As the holidays approach, grieving my late mother becomes at the very top of my emotional to-do list – whether I want it to or not. Watching young girls stroll through the mall with their mothers, arms full of shopping bags and laughter, always stirs up a familiar ache. Thanksgiving and Christmas, once filled with joy and warmth, now carry a quiet heaviness. While I’m grateful for the family I still have, there’s an undeniable emptiness in knowing I’ll never share another holiday with my mom.
It may sound grim and depressing. This is the harsh reality that millions of people experience every holiday season. Whenever November rolls around, I notice an increase in people taking to social media to express their feelings of grief through heartfelt posts and captions. In a world so focused on achieving perfection, it is comforting to witness these raw and honest moments of grief serving as a tender reminder that love and loss live side by side. Â
In many ways, social media has become a new digital diary for grief. These platforms have provided people with a space to express their grief creatively, while also creating an opportunity for others to acknowledge and share their own grieving journeys. When I scroll across my feed and come across posts sharing old memories and stories with captions like “missing you today” I feel an unspoken solidarity. It is as if the internet – a place often blamed for isolating us – suddenly transforms into a place where grief becomes communal. There is something so comforting and inspiring about watching people love and lose out loud, something I struggled to do for a long time. For years, I was ashamed to talk about my loss, especially online. I hated the attention it drew because it made my mother’s death feel too real. But the truth is, it is real—and it’s devastating. Social media helped me realize that I can’t run from that reality forever. To heal, I have to face it—to honor both the pain and the beauty within it—and allow myself to move forward.
There is a darker side to grieving online that is hard to ignore. At times, I’ve caught myself questioning whether I am posting to honor my mother or to prove that I am still mourning her. This creates an uncomfortable, strange tension within me. It is so hard to want to express emotion in a space that often rewards visibility over vulnerability. Social media can make loss feel like a spectacle, and sometimes it seems like you have to package your pain neatly for it to be understood or acknowledged. Despite this, I have learned that there is no “proper” way to grieve. If sharing weekly posts about someone you’ve lost brings you peace, that’s valid. If staying silent feels right, that’s valid too. What matters most is that you honor your feelings and give yourself grace as you navigate the messy, nonlinear journey of grief.Â
Grief is one of the few things that refuses to follow rules.

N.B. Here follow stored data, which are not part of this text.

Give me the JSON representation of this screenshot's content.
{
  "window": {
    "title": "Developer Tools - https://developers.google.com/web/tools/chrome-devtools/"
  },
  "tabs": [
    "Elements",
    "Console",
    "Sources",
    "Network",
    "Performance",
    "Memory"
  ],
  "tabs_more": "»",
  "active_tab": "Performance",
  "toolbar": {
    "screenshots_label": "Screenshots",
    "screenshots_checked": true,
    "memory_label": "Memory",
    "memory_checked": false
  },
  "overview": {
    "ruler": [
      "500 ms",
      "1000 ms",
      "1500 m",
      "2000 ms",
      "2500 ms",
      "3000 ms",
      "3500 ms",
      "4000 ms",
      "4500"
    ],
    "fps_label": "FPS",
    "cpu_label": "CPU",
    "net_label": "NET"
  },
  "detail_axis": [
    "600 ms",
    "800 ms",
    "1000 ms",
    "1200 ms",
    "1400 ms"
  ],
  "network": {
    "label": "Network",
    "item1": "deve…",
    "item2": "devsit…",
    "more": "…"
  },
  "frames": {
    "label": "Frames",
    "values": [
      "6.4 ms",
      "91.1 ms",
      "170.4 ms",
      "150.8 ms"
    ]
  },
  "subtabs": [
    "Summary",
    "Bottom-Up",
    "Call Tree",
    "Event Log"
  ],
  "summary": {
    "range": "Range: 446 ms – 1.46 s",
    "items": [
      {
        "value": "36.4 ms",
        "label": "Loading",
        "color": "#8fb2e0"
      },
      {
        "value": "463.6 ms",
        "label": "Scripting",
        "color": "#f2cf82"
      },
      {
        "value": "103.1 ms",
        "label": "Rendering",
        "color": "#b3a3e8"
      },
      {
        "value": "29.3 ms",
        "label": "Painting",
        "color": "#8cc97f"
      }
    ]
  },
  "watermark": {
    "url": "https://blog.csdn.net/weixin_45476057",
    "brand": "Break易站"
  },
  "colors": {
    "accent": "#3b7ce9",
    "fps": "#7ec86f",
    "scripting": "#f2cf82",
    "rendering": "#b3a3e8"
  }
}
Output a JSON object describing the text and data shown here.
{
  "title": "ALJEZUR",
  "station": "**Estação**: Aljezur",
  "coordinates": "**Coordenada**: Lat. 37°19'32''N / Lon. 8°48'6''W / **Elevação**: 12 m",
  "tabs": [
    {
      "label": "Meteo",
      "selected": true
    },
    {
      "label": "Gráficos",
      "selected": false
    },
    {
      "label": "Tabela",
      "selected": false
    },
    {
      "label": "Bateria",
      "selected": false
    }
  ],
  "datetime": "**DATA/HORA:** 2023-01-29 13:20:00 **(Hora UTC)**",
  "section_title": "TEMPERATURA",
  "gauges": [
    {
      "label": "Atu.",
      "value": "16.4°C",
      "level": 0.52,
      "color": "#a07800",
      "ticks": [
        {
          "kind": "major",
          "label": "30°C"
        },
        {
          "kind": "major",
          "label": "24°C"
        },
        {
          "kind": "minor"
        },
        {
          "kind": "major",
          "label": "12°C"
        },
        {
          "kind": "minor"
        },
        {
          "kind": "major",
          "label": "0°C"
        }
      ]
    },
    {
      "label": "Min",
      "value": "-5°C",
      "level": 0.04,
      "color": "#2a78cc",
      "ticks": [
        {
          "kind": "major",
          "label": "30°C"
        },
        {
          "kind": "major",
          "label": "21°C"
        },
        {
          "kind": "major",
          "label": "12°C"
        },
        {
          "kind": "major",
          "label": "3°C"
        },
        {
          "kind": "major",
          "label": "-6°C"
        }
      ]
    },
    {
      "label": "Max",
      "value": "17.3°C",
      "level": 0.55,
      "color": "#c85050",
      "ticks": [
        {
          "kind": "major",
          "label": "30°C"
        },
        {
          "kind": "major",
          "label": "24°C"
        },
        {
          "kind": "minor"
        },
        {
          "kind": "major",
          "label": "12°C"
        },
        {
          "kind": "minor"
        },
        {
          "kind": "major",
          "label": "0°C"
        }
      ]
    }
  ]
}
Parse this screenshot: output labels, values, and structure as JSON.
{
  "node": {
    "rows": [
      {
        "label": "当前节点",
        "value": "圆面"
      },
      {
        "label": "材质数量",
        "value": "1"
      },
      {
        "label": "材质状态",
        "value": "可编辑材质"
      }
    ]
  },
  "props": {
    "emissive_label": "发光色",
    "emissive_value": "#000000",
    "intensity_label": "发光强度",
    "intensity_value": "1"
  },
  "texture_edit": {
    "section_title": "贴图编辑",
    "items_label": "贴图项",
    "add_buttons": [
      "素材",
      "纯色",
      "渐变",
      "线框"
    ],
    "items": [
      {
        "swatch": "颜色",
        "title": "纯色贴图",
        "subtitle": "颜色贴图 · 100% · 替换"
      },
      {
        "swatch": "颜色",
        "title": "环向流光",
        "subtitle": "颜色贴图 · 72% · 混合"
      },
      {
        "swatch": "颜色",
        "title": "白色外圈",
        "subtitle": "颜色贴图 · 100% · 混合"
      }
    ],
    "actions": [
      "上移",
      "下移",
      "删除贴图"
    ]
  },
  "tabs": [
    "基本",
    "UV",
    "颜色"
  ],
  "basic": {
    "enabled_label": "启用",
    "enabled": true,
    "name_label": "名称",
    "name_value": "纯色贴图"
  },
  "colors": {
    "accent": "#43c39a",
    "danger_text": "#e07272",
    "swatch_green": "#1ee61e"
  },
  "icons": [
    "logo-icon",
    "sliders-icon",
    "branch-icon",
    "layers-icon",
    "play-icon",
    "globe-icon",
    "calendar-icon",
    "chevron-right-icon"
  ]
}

It comes in waves, often reshaping itself into something stronger or something smaller. Grieving online allows us to keep the ones we have lost alive within the small digital corners of our hearts. There’s something profoundly comforting about witnessing others grieve, too. It’s a quiet reminder that love and loss are a universal language, and that maybe the true beauty behind scrolling through grief is realizing that even in our loneliest moments, we are never truly alone.